# Allerton 2010 : the only talks I’ll blog about

Hey, lookit! I’m blogging about a conference somewhat near to when the conference happened!

I’m just going to write about a few talks. This is mostly because I ended up not taking as many notes this year, but also because writing up extensive notes on talks is a bit too time consuming. I found the talks by Paul Cuff, Sriram Vishwanath, Raj Rajagopalan, and others interesting, but no notes. And of course I enjoyed the talks by my “bosses” at UCSD, Alon Orlitsky and Tara Javidi. That’s me being honest, not me trying to earn brownie points (really!)

So here were 5 talks which I thought were interesting and I took some notes.

Bayesian Updating, Evolutionary Dynamics and Relative Entropy
Cosma Shalizi
This was the first talk of the day, which may have been a scheduling calculation, since Cosma had never been to Allerton before (you’re in a flat featureless land full of straight unmarked roads, all alike). The purpose of this talk was to try and justify why Bayesian methods work (e.g. without appeals to religion). Essentially they work by being adaptive or evolving, so he wanted to give an interpretation in terms of an “evolutionary search based on relative entropy.” More specifically, the objective is to handle mis-specification and dependence. The key aspects of the set-up is that there is a distribution $P$ from which an sample $X^n$ is drawn i.i.d., and a family of distributions $\Theta$ with a prior $\Pi_0$, but there is no assumption that $P \in \Theta$ or $P \in supp(\Pi_0)$. He then ran through a number of results showing that under some mild(-ish?) assumptions the posterior converges, relying on some sieve arguments that looked a bit messy, but at that point I stopped taking notes.

Divergence-Based Characterization of Fundamental Limitations of Adaptive Dynamical Systems
Max Raginsky
Max looked at a problem of system identification (more or less) when that system is also being controlled. Controlling a system may make it harder to identify — those special little features which make it unique and special are crushed by the control, rendering the output gray and bland and informationless. Perhaps I exaggerate. In any case, Max went on to show a minimax lower bound on the estimation error by showing that system ID is as hard as hypothesis testing (a similar approach to Yang and Barron, I think). He talked about three kinds of information in the problem — a priori information about the system, measured in terms of metric entropy, a posteriori information from the output, which is the system ID problem, and acquired (no fancy Latin) information, which turns out to be the mutual information. A cartoon version of the result is that (metric entropy) x (prob. of system ID) <= (acquired info.) + log 2.

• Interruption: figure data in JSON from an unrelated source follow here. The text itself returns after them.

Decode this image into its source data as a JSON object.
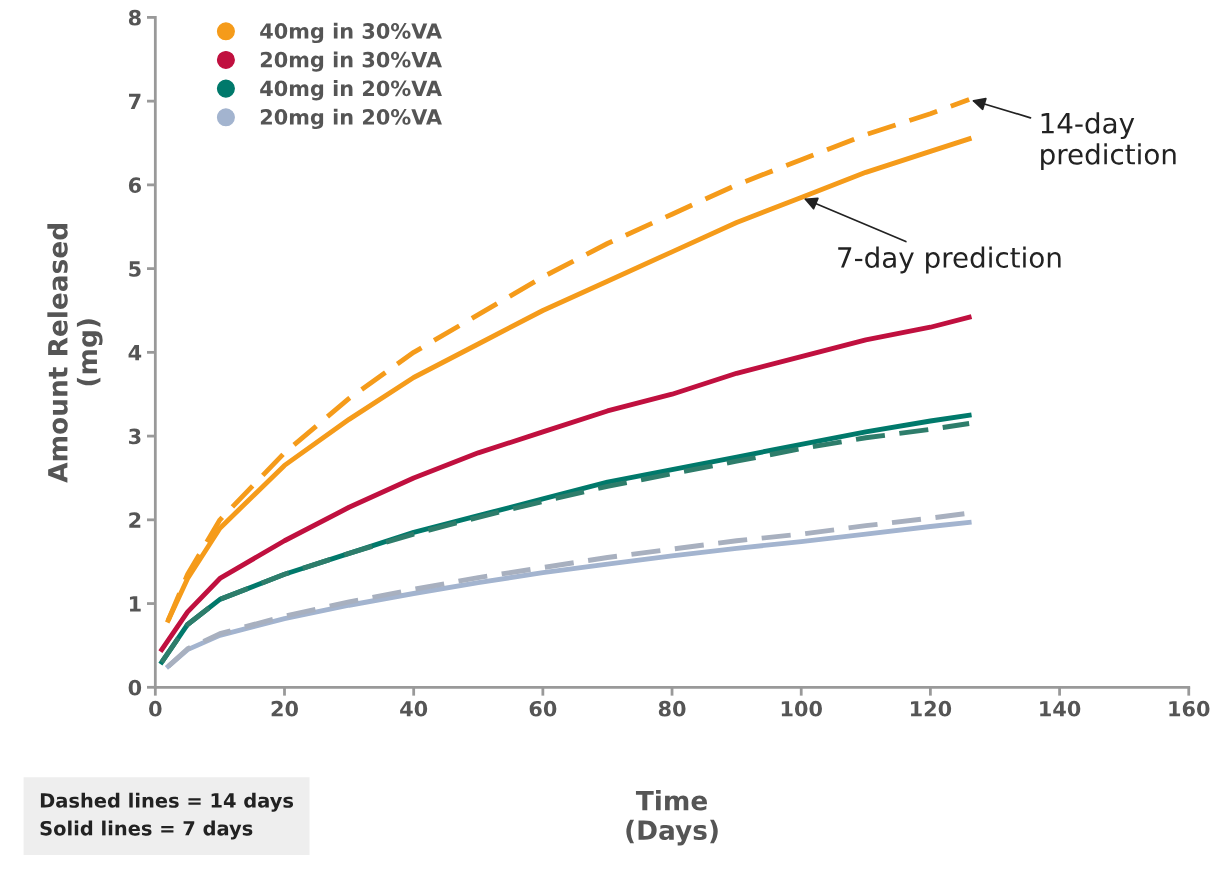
{
  "chart_data": {
    "type": "line",
    "xlabel": "Time\n(Days)",
    "ylabel": "Amount Released\n(mg)",
    "xlim": [
      0,
      160
    ],
    "xticks": [
      0,
      20,
      40,
      60,
      80,
      100,
      120,
      140,
      160
    ],
    "ylim": [
      0,
      8
    ],
    "yticks": [
      0,
      1,
      2,
      3,
      4,
      5,
      6,
      7,
      8
    ],
    "grid": false,
    "legend": "top left",
    "series": [
      {
        "name": "40mg in 30%VA",
        "color": "#f59b1a",
        "line_style": "solid",
        "x": [
          2,
          5,
          10,
          20,
          30,
          40,
          50,
          60,
          70,
          80,
          90,
          100,
          110,
          120,
          126
        ],
        "values": [
          0.8,
          1.3,
          1.9,
          2.65,
          3.2,
          3.7,
          4.1,
          4.5,
          4.85,
          5.2,
          5.55,
          5.85,
          6.15,
          6.4,
          6.55
        ]
      },
      {
        "color": "#f59b1a",
        "line_style": "dashed",
        "x": [
          2,
          5,
          10,
          20,
          30,
          40,
          50,
          60,
          70,
          80,
          90,
          100,
          110,
          120,
          126
        ],
        "values": [
          0.8,
          1.35,
          2.0,
          2.8,
          3.45,
          4.0,
          4.45,
          4.9,
          5.3,
          5.65,
          6.0,
          6.3,
          6.6,
          6.85,
          7.02
        ]
      },
      {
        "name": "20mg in 30%VA",
        "color": "#c0103f",
        "line_style": "solid",
        "x": [
          1,
          5,
          10,
          20,
          30,
          40,
          50,
          60,
          70,
          80,
          90,
          100,
          110,
          120,
          126
        ],
        "values": [
          0.45,
          0.9,
          1.3,
          1.75,
          2.15,
          2.5,
          2.8,
          3.05,
          3.3,
          3.5,
          3.75,
          3.95,
          4.15,
          4.3,
          4.42
        ]
      },
      {
        "name": "40mg in 20%VA",
        "color": "#00796b",
        "line_style": "solid",
        "x": [
          1,
          5,
          10,
          20,
          30,
          40,
          50,
          60,
          70,
          80,
          90,
          100,
          110,
          120,
          126
        ],
        "values": [
          0.3,
          0.75,
          1.05,
          1.35,
          1.6,
          1.85,
          2.05,
          2.25,
          2.45,
          2.6,
          2.75,
          2.9,
          3.05,
          3.18,
          3.25
        ]
      },
      {
        "color": "#2e7d6b",
        "line_style": "dashed",
        "x": [
          1,
          5,
          10,
          20,
          30,
          40,
          50,
          60,
          70,
          80,
          90,
          100,
          110,
          120,
          126
        ],
        "values": [
          0.3,
          0.75,
          1.05,
          1.35,
          1.6,
          1.83,
          2.03,
          2.22,
          2.4,
          2.55,
          2.7,
          2.85,
          2.98,
          3.08,
          3.15
        ]
      },
      {
        "name": "20mg in 20%VA",
        "color": "#a3b4cf",
        "line_style": "solid",
        "x": [
          2,
          5,
          10,
          20,
          30,
          40,
          50,
          60,
          70,
          80,
          90,
          100,
          110,
          120,
          126
        ],
        "values": [
          0.25,
          0.45,
          0.62,
          0.82,
          0.98,
          1.12,
          1.25,
          1.37,
          1.47,
          1.57,
          1.66,
          1.74,
          1.83,
          1.92,
          1.97
        ]
      },
      {
        "color": "#a8b0bf",
        "line_style": "dashed",
        "x": [
          2,
          5,
          10,
          20,
          30,
          40,
          50,
          60,
          70,
          80,
          90,
          100,
          110,
          120,
          126
        ],
        "values": [
          0.25,
          0.46,
          0.64,
          0.85,
          1.02,
          1.17,
          1.31,
          1.43,
          1.55,
          1.65,
          1.75,
          1.83,
          1.93,
          2.02,
          2.08
        ]
      }
    ],
    "annotations": [
      {
        "text": "14-day\nprediction",
        "x": 126,
        "y": 7.02
      },
      {
        "text": "7-day prediction",
        "x": 100,
        "y": 5.85
      },
      "Dashed lines = 14 days\nSolid lines = 7 days"
    ]
  }
}
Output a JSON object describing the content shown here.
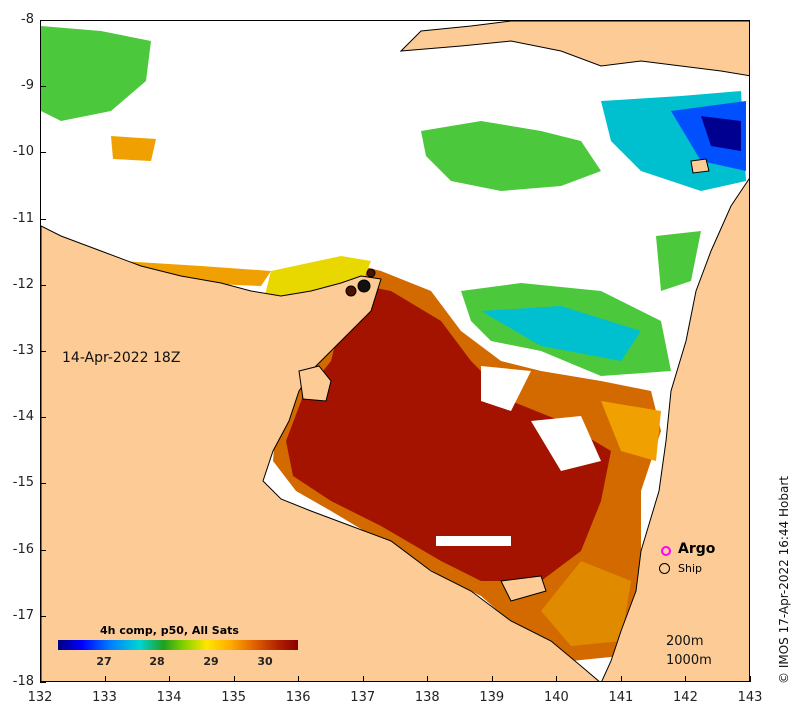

The Impact of Constellation Cardinality on Gaussian Channel Capacity
Yihong Wu and Sergio Verdú
This was an interesting twist on the AWGN channel. Suppose I insist that you use an input distribution on a set of $m$ discrete points? How does the gap $C(SNR) - C_m(SNR)$ scale with $m$ and $SNR$? They show the gap decays exponentially fast in $m$ and give limits for zero and infinite $SNR$. The idea is to approximate the optimal output density using a Gaussian mixture (the mixture weights are the input distribution’s mass points). They they do some moment-matching to optimize the fit. The phrase “Gaussian quadrature” appeared a lot, which reminded me of a conversation I had with John Gubner a while ago.

Scaling Laws for Learning High-Dimensional Markov Forests
Vincent Tan, Anima Anandkumar, and Alan Willsky
This paper was on learning the edges in a graphical model (GM) from data when the number of samples is less than the dimension of the data. The problem here is that insisting that your GM be a tree may result in overfitting. One way out is to reduce or prune out edges which have a small mutual information or correlation between the variables. This will result in learning a forest (a collection of trees) rather than a single tree containing all the nodes. They propose a variant of the Chow-Liu algorithm (as Vincent joked, “unimaginatively named CL-Thresholding”) which does this pruning and prove that it converges. There were also more general results on how different parameters can scale while still guaranteeing consistent learning; essentially everything (including the dimension) should be subexponential in the number of samples.

Binning with Impunity for Distributed Hypothesis Testing
Md. Saifur Rahman and Aaron Wagner
This paper looked at a multiterminal source coding problem in which the two terminals observe $X^n$ and $Y^n$, respectively. Under hypothesis 0 they are i.i.d. according to $P_{XY}$ and under hypothesis 1 they are i.i.d. according to $Q_{XY}$. They look at a one-sided hypothesis testing problem — the decoder wants to determine the joint distribution. The question is how does the error exponent vary as a function of the rate? Shimokawa, Han, and Amari gave a scheme in 1994 that involves binning to lower the rate. However, there is a tension between making a binning error and making a decoding error. This talk looked at conditions under which the SHA scheme is optimal. I think I’m butchering the description a bit, but as usual, Aaron gave a really nice talk on the problem.